Question: Is there a $\Pi^1_1$-degree invariant function $f: 2^{\omega}\to 2^{\omega}$ such that $\forall x\forall y(x\equiv_T y\implies f(x)=f(y))$ and for any $x$, $f(x)$ is a $\Pi^1_1(x)$-real coding a well order with order type $\omega_1^{x}$?

The question has a negative answer under $ZF+AD+DC$. First note that $f$ is uniformly degree invariant function that cannot be a constant at any upper cone of Turing degrees.

Secondly, the following lemma is clear.

Lemma: There is a natural number $n_0$ so that both $A_0=\{x\mid f(x)(n_0)=0\}$ and $A_1=\{y\mid f(x)(n_0)=1\}$ are cofinal in the Turing degrees.

Proof: Otherwise, $f$ would be a constant at an upper cone of Turing degrees.

Then $A_0$ and $A_1$ are disjoint cofinal sets of Turing degrees, a contradiction to Martin's result.

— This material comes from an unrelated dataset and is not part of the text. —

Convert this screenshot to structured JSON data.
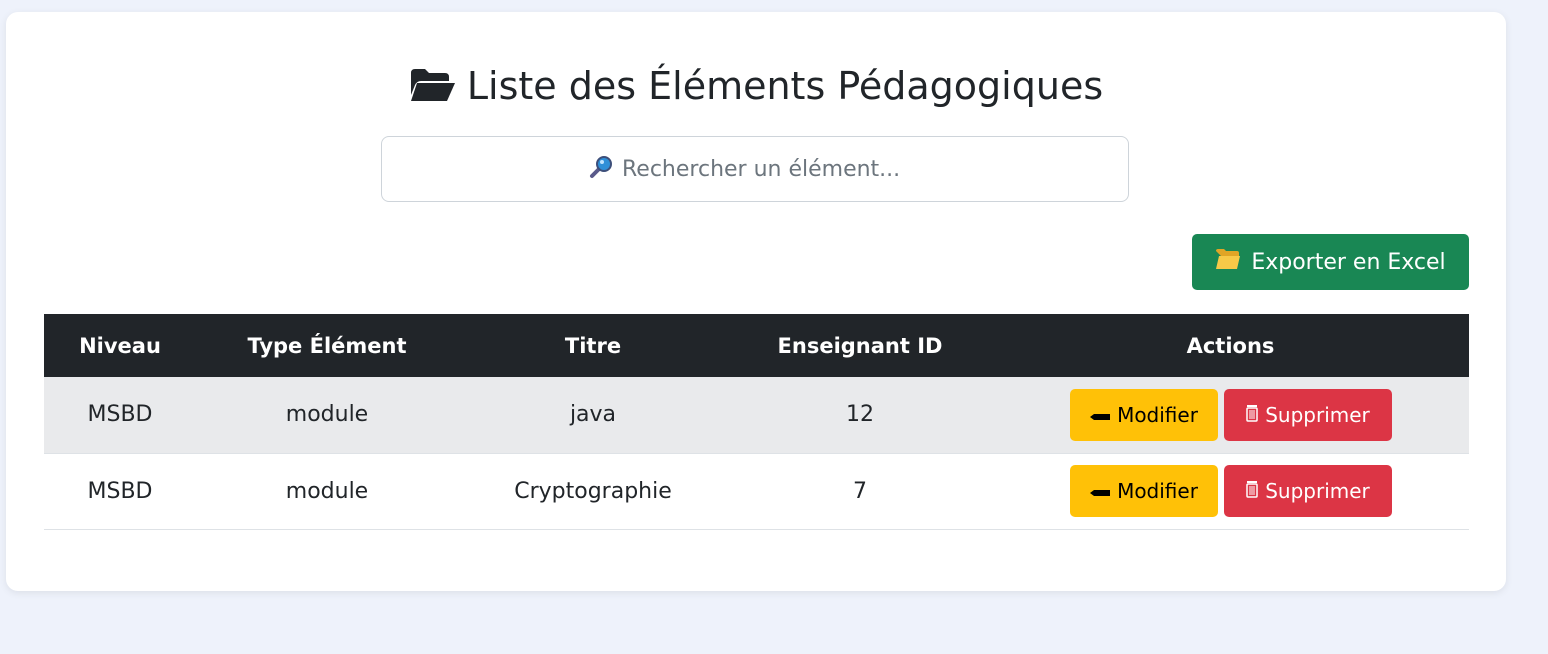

Note that to negate the question, a fragment of $PD$ is sufficient. Under full $AD$, it actually shows that there is no such function (not just $\Pi^1_1$) $f$ at all. More precisely, what we actually prove is the following.

Theorem: Assume $ZF+AD+DC$. There is no function $f$ such that $\forall x\forall y(x\equiv_Ty\implies f(x)=f(y))$ and $f(x)$ is not constant at an upper cone of Turing degrees.

At right now I don't know how to negate the question under $ZFC$. But under the assumption $V=L$, it can be proved that there is a $\Pi^1_1$-degree invariant function $f: 2^{\omega}\to 2^{\omega}$ such that $\forall x\forall y(x\equiv_T y\implies f(x)=f(y))$ and for any $x$, $f(x)$ is a real coding a well order with order type $\omega_1^{x}$.